The letter of demand follows a ruling by the High Court that an application filed by government for judicial management against GIB in September 2005 was “ill conceived and defective.” GIB argues that the application by government “led to a plethora of cancellation of policies which in turn led to a serious downturn in the income of the company and caused brokers to stop providing new clients and not renewing existing ones.”
Despite the failure of the application, government filed another application which is still pending before the courts.
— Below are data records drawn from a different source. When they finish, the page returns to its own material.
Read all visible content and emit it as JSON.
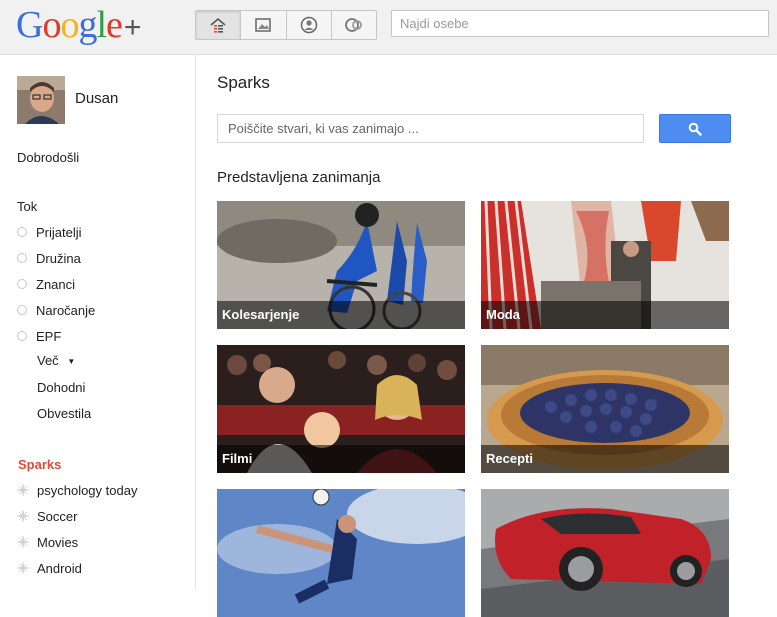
{
  "app": {
    "logo": "Google+"
  },
  "header": {
    "nav": [
      {
        "icon": "home-icon"
      },
      {
        "icon": "photos-icon"
      },
      {
        "icon": "profile-icon"
      },
      {
        "icon": "circles-icon"
      }
    ],
    "search_placeholder": "Najdi osebe"
  },
  "sidebar": {
    "user_name": "Dusan",
    "welcome": "Dobrodošli",
    "stream_label": "Tok",
    "circles": [
      "Prijatelji",
      "Družina",
      "Znanci",
      "Naročanje",
      "EPF"
    ],
    "more_label": "Več",
    "incoming": "Dohodni",
    "notifications": "Obvestila",
    "sparks_label": "Sparks",
    "sparks": [
      "psychology today",
      "Soccer",
      "Movies",
      "Android"
    ]
  },
  "main": {
    "title": "Sparks",
    "search_placeholder": "Poiščite stvari, ki vas zanimajo ...",
    "featured_title": "Predstavljena zanimanja",
    "tiles": [
      "Kolesarjenje",
      "Moda",
      "Filmi",
      "Recepti",
      "",
      ""
    ]
  },
  "colors": {
    "accent_red": "#dd4b39",
    "search_blue": "#4d8cf0"
  }
}
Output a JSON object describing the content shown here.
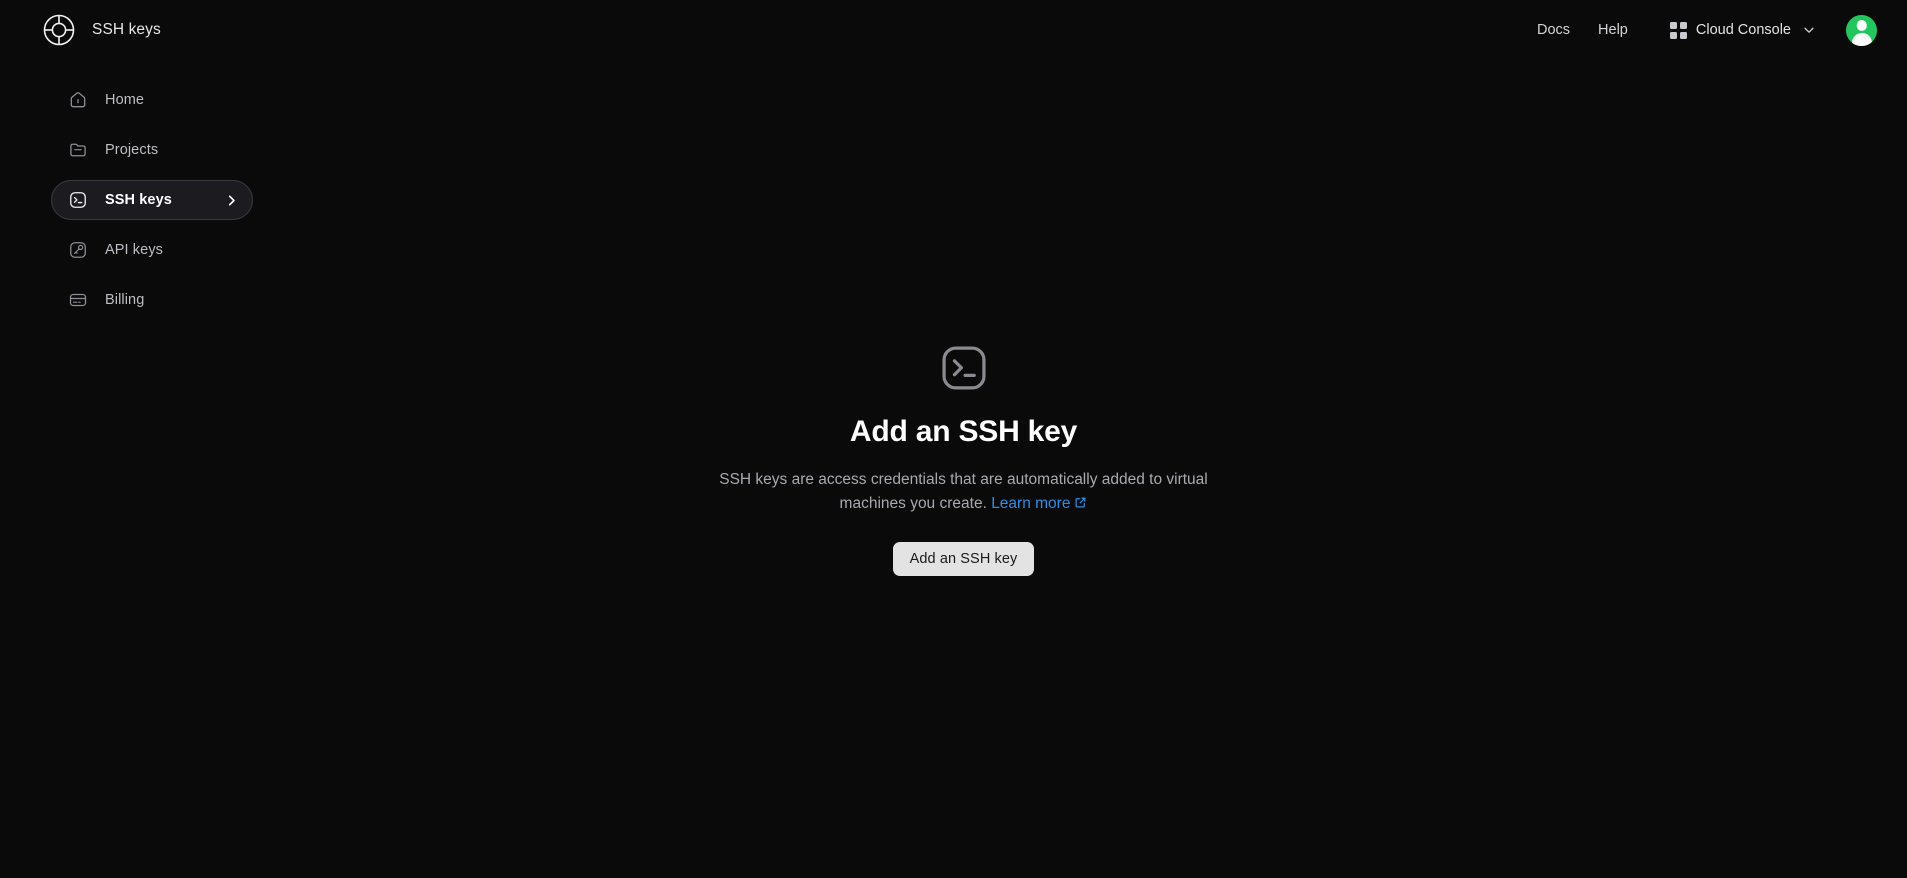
{
  "header": {
    "brand_title": "SSH keys",
    "logo_icon": "concentric-circle-logo",
    "docs_label": "Docs",
    "help_label": "Help",
    "grid_icon": "grid-apps-icon",
    "console_label": "Cloud Console",
    "chevron_icon": "chevron-down-icon",
    "avatar_icon": "user-avatar",
    "avatar_color": "#23c55e"
  },
  "sidebar": {
    "items": [
      {
        "label": "Home",
        "icon": "home-icon",
        "active": false
      },
      {
        "label": "Projects",
        "icon": "folder-icon",
        "active": false
      },
      {
        "label": "SSH keys",
        "icon": "terminal-icon",
        "active": true
      },
      {
        "label": "API keys",
        "icon": "key-icon",
        "active": false
      },
      {
        "label": "Billing",
        "icon": "credit-card-icon",
        "active": false
      }
    ]
  },
  "main": {
    "empty_state": {
      "icon": "terminal-icon",
      "title": "Add an SSH key",
      "description": "SSH keys are access credentials that are automatically added to virtual machines you create.",
      "learn_more_label": "Learn more",
      "learn_more_icon": "external-link-icon",
      "learn_more_color": "#2b8fe8",
      "button_label": "Add an SSH key"
    }
  },
  "colors": {
    "background": "#0a0a0b",
    "active_item_bg": "#1c1c20",
    "button_bg": "#e3e3e4"
  }
}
GIB claims that the current application is again giving rise to negative publicity and aggravating the company’s problems.
Thereafter, government got a provisional liquidation order against GIB and then proceeded to instruct the provisional liquidator to immediately close the company and notify all re-insurers, banks, clients, debtors and creditors.
The High Court, however, later ruled that the order for provisional liquidation was “illegally and wrongfully obtained.”
GIB charges that “As a further result of your wrongful actions this again caused clients to cancel policies and all Brokers to cease providing any further business to our clients. This was further exacerbated by the banks closing accounts which also caused non-payment of monthly debits and stop orders.”
Government has, however, brought another application for liquidation, meaning that there is a pending application for judicial management and for liquidation.
This week, the Registrar of Insurance wrote to GIB warning them against operating an insurance business because they do not have a licence.
This comes a few weeks after the Registrar of Insurance dispatched letters to insurance companies informing them that they had cancelled the trading licence of Thebe Insurance Brokers.